Broccoli rabe overflows
a terra cotta planter;
yellow blossoms pour
over its edges.
In a pot beside it,
with tiny white flowers;
over in the corner,
the grand creeping cucumbers
shoot out leaves larger
than two hand spans
from thick fuzzy stems,
Friends and neighbors
told me I didn’t
properly plant my seeds;
seems I sowed too many
in my green enthusiasm.
Wearing again their
good intentions, they now warn,
“don’t let everything go to seed,
you won’t be able to eat
what you have over planted.”
I smile and say nothing;
I’ve no desire to consume
these buckets of flowering green.
At least not now. I’m content
to watch nature unfold,
as she will.
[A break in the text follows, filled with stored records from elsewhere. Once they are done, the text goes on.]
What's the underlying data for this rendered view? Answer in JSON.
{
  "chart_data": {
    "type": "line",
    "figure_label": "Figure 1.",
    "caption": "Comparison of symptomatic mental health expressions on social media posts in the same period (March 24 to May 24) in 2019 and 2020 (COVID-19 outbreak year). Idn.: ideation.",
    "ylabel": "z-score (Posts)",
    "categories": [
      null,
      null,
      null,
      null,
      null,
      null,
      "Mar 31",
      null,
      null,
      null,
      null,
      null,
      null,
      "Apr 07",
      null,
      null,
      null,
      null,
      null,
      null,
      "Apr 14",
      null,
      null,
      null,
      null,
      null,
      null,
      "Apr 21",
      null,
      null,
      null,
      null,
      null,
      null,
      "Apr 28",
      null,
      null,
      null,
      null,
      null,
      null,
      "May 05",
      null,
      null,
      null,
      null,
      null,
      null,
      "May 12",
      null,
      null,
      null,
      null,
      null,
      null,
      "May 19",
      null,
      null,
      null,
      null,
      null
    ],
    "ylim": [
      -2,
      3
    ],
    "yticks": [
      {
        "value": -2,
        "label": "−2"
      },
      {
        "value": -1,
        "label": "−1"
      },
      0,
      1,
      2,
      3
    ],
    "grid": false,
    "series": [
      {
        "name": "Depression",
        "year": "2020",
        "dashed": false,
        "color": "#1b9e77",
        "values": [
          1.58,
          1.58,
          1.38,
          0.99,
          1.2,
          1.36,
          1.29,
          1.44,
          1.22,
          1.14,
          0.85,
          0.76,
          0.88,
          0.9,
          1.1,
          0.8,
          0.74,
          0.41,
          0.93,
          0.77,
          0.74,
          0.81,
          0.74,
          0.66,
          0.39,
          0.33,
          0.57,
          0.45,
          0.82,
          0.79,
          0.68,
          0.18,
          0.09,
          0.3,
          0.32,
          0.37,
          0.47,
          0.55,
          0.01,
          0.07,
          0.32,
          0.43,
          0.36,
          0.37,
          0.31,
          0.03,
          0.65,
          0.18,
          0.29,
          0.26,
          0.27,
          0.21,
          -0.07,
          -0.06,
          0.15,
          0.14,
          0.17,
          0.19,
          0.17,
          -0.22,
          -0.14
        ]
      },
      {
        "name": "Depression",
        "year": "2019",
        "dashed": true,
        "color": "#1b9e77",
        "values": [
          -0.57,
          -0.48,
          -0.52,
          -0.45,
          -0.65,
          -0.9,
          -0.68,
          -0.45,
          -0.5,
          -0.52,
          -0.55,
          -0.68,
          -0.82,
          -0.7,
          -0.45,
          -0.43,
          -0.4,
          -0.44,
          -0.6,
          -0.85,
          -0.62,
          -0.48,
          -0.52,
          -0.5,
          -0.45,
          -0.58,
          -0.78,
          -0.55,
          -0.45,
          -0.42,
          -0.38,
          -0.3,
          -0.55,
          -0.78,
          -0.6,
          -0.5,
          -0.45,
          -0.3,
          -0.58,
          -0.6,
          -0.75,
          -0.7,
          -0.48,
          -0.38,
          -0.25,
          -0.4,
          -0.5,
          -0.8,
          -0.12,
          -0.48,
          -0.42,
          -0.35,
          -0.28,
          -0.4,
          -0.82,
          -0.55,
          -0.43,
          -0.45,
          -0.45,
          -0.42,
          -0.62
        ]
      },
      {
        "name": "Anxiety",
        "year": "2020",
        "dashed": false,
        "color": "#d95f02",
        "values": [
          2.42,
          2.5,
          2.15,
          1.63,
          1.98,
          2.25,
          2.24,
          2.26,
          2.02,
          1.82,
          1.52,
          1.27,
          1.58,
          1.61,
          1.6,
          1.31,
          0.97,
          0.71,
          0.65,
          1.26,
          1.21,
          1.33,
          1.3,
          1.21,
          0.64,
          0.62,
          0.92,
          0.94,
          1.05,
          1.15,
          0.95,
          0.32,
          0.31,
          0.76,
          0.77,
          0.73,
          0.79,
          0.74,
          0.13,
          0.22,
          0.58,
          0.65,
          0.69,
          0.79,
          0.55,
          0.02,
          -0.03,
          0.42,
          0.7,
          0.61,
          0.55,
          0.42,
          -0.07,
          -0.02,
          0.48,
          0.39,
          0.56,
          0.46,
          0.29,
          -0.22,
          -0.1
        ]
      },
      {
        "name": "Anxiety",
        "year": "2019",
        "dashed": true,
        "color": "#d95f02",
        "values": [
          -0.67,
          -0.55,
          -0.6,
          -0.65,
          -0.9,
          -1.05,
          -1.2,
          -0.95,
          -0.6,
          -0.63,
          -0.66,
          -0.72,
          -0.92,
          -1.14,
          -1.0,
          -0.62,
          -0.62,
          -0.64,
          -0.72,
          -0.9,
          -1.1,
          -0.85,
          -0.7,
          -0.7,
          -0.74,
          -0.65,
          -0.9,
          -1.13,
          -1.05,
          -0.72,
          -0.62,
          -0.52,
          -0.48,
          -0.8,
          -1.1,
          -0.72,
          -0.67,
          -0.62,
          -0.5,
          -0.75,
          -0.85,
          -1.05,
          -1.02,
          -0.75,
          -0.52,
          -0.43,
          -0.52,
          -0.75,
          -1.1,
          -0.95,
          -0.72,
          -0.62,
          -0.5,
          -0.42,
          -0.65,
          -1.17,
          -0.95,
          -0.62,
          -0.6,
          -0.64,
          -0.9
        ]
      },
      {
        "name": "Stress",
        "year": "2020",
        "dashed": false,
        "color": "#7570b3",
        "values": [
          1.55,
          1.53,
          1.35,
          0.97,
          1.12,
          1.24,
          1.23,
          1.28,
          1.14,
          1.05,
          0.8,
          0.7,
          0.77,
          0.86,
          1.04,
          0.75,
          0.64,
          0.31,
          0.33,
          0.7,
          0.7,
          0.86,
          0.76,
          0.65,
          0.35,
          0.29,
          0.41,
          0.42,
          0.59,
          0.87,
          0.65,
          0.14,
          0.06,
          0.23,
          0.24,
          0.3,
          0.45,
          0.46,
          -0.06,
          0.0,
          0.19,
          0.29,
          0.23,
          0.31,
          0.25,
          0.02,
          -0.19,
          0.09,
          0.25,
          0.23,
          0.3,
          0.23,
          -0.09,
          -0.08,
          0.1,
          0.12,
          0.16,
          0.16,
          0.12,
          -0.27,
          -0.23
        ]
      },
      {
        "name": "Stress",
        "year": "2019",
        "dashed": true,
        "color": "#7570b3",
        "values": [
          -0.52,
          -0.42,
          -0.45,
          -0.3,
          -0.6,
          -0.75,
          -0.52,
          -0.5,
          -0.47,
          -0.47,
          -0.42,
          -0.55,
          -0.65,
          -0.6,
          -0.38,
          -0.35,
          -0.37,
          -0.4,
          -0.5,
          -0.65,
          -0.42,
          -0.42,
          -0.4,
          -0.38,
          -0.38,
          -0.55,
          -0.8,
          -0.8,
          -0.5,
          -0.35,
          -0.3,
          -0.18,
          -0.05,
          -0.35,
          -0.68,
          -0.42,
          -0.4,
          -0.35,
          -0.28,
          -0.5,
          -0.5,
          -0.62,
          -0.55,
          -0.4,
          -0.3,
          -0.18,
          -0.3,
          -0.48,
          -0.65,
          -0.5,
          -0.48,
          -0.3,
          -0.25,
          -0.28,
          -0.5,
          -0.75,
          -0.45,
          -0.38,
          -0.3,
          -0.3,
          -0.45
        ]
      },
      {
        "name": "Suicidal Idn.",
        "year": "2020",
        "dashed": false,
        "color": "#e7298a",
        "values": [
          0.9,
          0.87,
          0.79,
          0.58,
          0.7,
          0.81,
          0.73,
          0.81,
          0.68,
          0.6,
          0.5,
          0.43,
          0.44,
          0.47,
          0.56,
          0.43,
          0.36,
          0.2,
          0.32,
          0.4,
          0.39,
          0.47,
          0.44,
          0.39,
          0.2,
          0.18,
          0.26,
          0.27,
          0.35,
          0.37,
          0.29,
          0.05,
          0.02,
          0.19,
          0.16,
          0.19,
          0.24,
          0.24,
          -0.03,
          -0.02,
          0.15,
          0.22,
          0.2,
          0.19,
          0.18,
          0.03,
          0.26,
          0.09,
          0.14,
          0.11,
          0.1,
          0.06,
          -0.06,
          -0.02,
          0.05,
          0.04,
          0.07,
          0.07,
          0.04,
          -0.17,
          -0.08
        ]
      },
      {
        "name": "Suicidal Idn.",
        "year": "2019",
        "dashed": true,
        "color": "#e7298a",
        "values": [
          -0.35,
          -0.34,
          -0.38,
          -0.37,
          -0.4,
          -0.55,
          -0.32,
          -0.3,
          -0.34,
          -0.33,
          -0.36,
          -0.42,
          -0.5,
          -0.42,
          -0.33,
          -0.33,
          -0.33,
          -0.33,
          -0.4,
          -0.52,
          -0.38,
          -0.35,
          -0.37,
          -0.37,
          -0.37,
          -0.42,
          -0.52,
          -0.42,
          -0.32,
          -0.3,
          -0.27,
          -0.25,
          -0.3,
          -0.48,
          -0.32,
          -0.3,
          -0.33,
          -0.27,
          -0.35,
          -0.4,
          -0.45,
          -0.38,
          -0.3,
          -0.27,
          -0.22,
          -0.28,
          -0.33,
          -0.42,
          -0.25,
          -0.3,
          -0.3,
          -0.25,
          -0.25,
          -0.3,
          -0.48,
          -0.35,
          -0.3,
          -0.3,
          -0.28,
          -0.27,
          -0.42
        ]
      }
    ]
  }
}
I watch her exuberance
in making seeds from flowers,
and she’s none the worse for it.
In the front yard,
I seeded a standing planter,
four feet off the ground. It’s a garden misfit,
without apparent rhyme or reason in
the order of things. From its bed,
the radishes have grown over four feet.
Their long, slender stems now rise like
monuments; nearly eight feet
off the ground, they tower over
tomatoes, rabe, arugula, cucumber,
in flowering pink profusion.
The overgrown bulbs
bulge from the soil; they show
their round red roots in shameless
exhibitionism, while their flowering
pink tops wave above. I never knew that radishes
bloomed delicate pink-magenta flowers
which attract white butterflies; I never imagined dainty
lepidoptera playfully dancing around
fat bellied monuments that sing
red-purple love songs to diaphanous
Perhaps next year
I will harvest radishes
and rabe and arugula; perhaps next year,
I will see something to eat,
something whose beauty
is folded into an even greater beauty.